Even before medical school began for us a year and a half ago, Scott mentioned that he believes his specialty of preference would be Sports Medicine. Scott is a sports fanatic, in fact, he says if it's a sport, then he plays it. He'd also like to sell that t-shirt slogan to Nike. During his undergraduate studies, Scott worked as an aide in a physical therapy clinic for athletes and LOVED it! He really enjoyed working with active people of all ages who were anxious to get back to the performance level they were at before an injury. He feels like these athletes were more motivated in their recovery than maybe a non-athlete would be.
We are only in the second-year of medical school now - so he's still on-campus hitting the books - but I've already started my attempt to map out what it would take for Scott to become a doctor of sports medicine. I can almost guarantee that it is too early to have this much research done considering that my student-doctor has yet to do a clinical rotation, but it doesn't hurt to have all my resources in one place.

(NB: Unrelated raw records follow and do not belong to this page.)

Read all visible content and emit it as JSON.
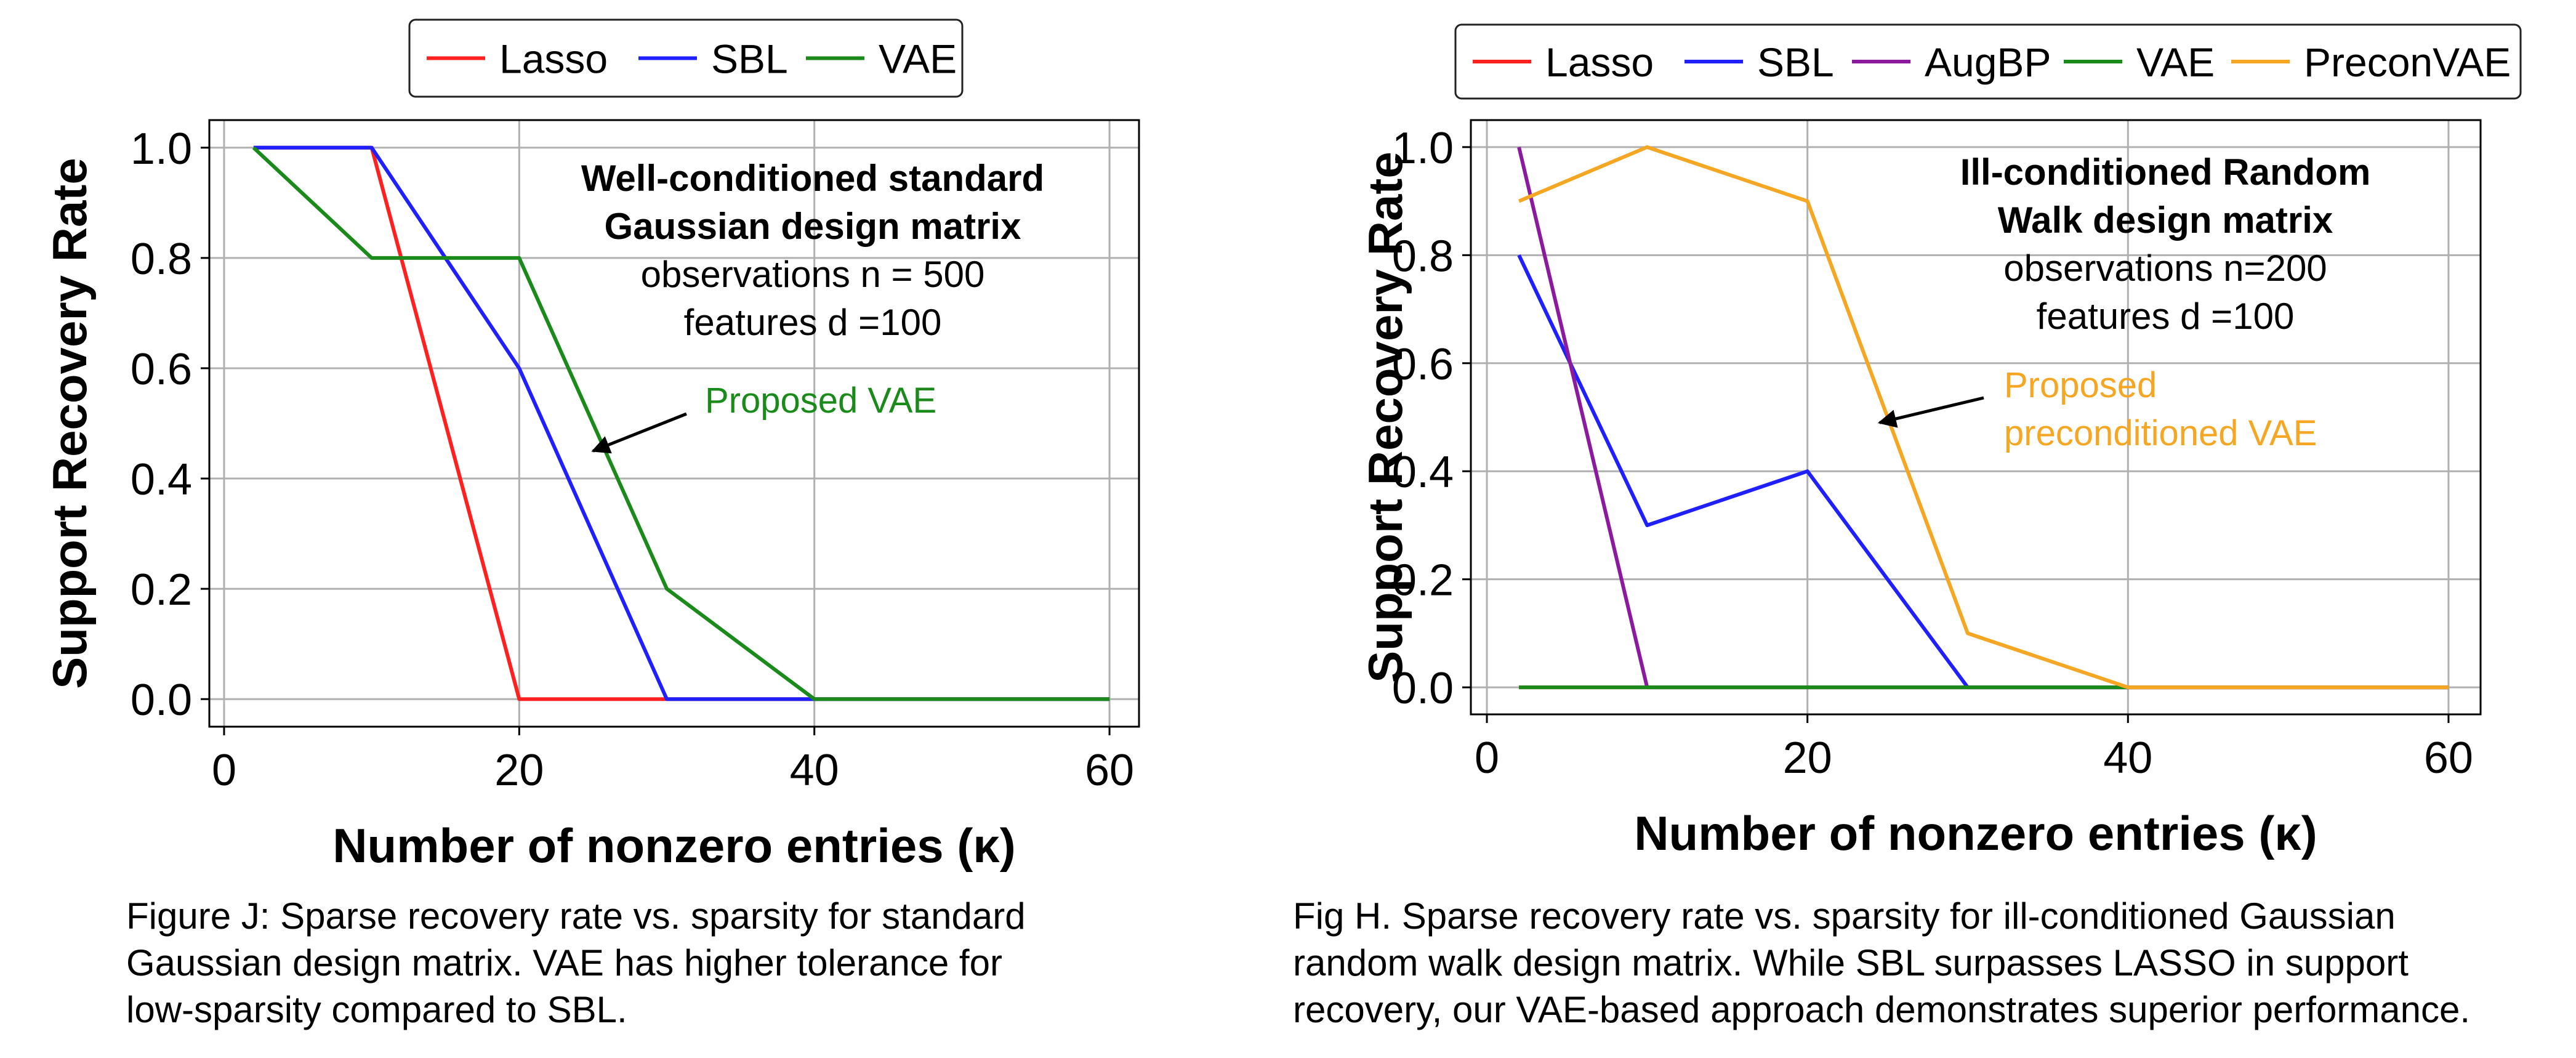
{
  "chart_data": [
    {
      "type": "line",
      "title": "",
      "xlabel": "Number of nonzero entries (κ)",
      "ylabel": "Support Recovery Rate",
      "xlim": [
        -1,
        62
      ],
      "ylim": [
        -0.05,
        1.05
      ],
      "xticks": [
        0,
        20,
        40,
        60
      ],
      "xtick_labels": [
        "0",
        "20",
        "40",
        "60"
      ],
      "yticks": [
        0.0,
        0.2,
        0.4,
        0.6,
        0.8,
        1.0
      ],
      "ytick_labels": [
        "0.0",
        "0.2",
        "0.4",
        "0.6",
        "0.8",
        "1.0"
      ],
      "grid": true,
      "legend_position": "top-center-outside",
      "series": [
        {
          "name": "Lasso",
          "color": "#ff2020",
          "x": [
            2,
            10,
            20,
            30,
            40,
            60
          ],
          "y": [
            1.0,
            1.0,
            0.0,
            0.0,
            0.0,
            0.0
          ]
        },
        {
          "name": "SBL",
          "color": "#2020ff",
          "x": [
            2,
            10,
            20,
            30,
            40,
            60
          ],
          "y": [
            1.0,
            1.0,
            0.6,
            0.0,
            0.0,
            0.0
          ]
        },
        {
          "name": "VAE",
          "color": "#1a8a1a",
          "x": [
            2,
            10,
            20,
            30,
            40,
            60
          ],
          "y": [
            1.0,
            0.8,
            0.8,
            0.2,
            0.0,
            0.0
          ]
        }
      ],
      "annotation_title_lines": [
        "Well-conditioned standard",
        "Gaussian design matrix"
      ],
      "annotation_body_lines": [
        "observations n = 500",
        "features d =100"
      ],
      "arrow_label": {
        "lines": [
          "Proposed VAE"
        ],
        "color": "#1a8a1a",
        "points_to": [
          25,
          0.45
        ]
      },
      "caption_lines": [
        "Figure J: Sparse recovery rate vs. sparsity for standard",
        "Gaussian design matrix. VAE has higher tolerance for",
        "low-sparsity compared to SBL."
      ]
    },
    {
      "type": "line",
      "title": "",
      "xlabel": "Number of nonzero entries (κ)",
      "ylabel": "Support Recovery Rate",
      "xlim": [
        -1,
        62
      ],
      "ylim": [
        -0.05,
        1.05
      ],
      "xticks": [
        0,
        20,
        40,
        60
      ],
      "xtick_labels": [
        "0",
        "20",
        "40",
        "60"
      ],
      "yticks": [
        0.0,
        0.2,
        0.4,
        0.6,
        0.8,
        1.0
      ],
      "ytick_labels": [
        "0.0",
        "0.2",
        "0.4",
        "0.6",
        "0.8",
        "1.0"
      ],
      "grid": true,
      "legend_position": "top-center-outside",
      "series": [
        {
          "name": "Lasso",
          "color": "#ff2020",
          "x": [
            2,
            10,
            20,
            30,
            40,
            60
          ],
          "y": [
            0.0,
            0.0,
            0.0,
            0.0,
            0.0,
            0.0
          ]
        },
        {
          "name": "SBL",
          "color": "#2020ff",
          "x": [
            2,
            10,
            20,
            30,
            40,
            60
          ],
          "y": [
            0.8,
            0.3,
            0.4,
            0.0,
            0.0,
            0.0
          ]
        },
        {
          "name": "AugBP",
          "color": "#8b1a9e",
          "x": [
            2,
            10,
            20,
            30,
            40,
            60
          ],
          "y": [
            1.0,
            0.0,
            0.0,
            0.0,
            0.0,
            0.0
          ]
        },
        {
          "name": "VAE",
          "color": "#1a8a1a",
          "x": [
            2,
            10,
            20,
            30,
            40,
            60
          ],
          "y": [
            0.0,
            0.0,
            0.0,
            0.0,
            0.0,
            0.0
          ]
        },
        {
          "name": "PreconVAE",
          "color": "#f5a623",
          "x": [
            2,
            10,
            20,
            30,
            40,
            60
          ],
          "y": [
            0.9,
            1.0,
            0.9,
            0.1,
            0.0,
            0.0
          ]
        }
      ],
      "annotation_title_lines": [
        "Ill-conditioned Random",
        "Walk design matrix"
      ],
      "annotation_body_lines": [
        "observations n=200",
        "features d =100"
      ],
      "arrow_label": {
        "lines": [
          "Proposed",
          "preconditioned VAE"
        ],
        "color": "#f5a623",
        "points_to": [
          24.5,
          0.49
        ]
      },
      "caption_lines": [
        "Fig H. Sparse recovery rate vs. sparsity for ill-conditioned Gaussian",
        "random walk design matrix. While SBL surpasses LASSO in support",
        "recovery, our VAE-based approach demonstrates superior performance."
      ]
    }
  ]
}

If you're wondering what the process is to become a team physician and if you have what it takes, check out American Medical Society for Sports Medicine (AMSSM)'s brochure - Sports Medicine Specialist: Could It Be A Career for You?
The brochure linked above says what I've read before - that most team physicians complete family medicine residencies and follow up with a sports medicine fellowship, since "90% of all sports injuries are non-surgical." Family practice residencies are a plenty and often need applicants. Scutwork.com has reviews of programs from around the nation from past/current residents. Since this forum has information provided by residents, it wont be complete or sometimes very detailed, but it will be informative.
To find a list of all accredited Sports Medicine Fellowship programs visit, AMSSM.
And by chance, Morgan stumbled upon this list of open residency postings at the American Medical Association website which could be invaluable when finding residencies or fellowships that need to be filled later in the game!
Scott had an interview with the Oregon State University team physician to ask him about his path to working with OSU. When the interview was done, Scott felt even more in love with the profession, but he also felt like the path to becoming a collegiate team physician would be more difficult than even becoming an orthopedic surgeon (super competitive!).
Next up: 3rd year rotations lottery!
UPDATE 10/2014: At this point Scott has completed a few audition rotations in his fourth year of medical school and has further insight into what type of residency to apply for in order to better position yourself for a career in sports medicine. Orthopedic surgery, family medicine, and physical medicine rehabilitation are specialties that work with athletes. Each specialty will have some areas of practice that is not sports related, so there are trade-offs with each. Scott has decided to go the family medicine route because of the doors that route opens for overall practice. He had previously considered PM&R, but has heard from residents that it is more difficult to get into a sports medicine fellowship coming from a PM&R residency. This is because many of the sports medicine fellowships are primary care based.
When looking for a family medicine residency that will prepare the resident for acceptance to a fellowship and career in sports medicine, look at the residency curriculum and faculty. This information is found outside of FREIDA, directly on the residency website. Look for sports medicine rotations in multiple years of the curriculum, faculty that have sports medicine research interest or are on a local/national sports medicine boards, and athletic event coverage.
TIP: We had initially looked only at residencies where there was also a sports medicine fellowship; however, we discovered that some of the best preparatory experience was available at unopposed residencies without a connected fellowship. The key here is not having to compete for learning and CV building opportunities with other residents or fellows. Unopposed residencies allow the students to participate in all interesting cases at the hospital, and typically train the residents for more procedures. Without a fellowship connected, students will have more access to sports related events and cases because they don't have to compete with a fellow to participate.
The upside of having a fellowship in the same hospital system as a residency is that it may improve your network and potential to match with that fellowship, but it's not guaranteed. In fact, we've heard from some fellowships that have preferences for selecting outside of their connected residency.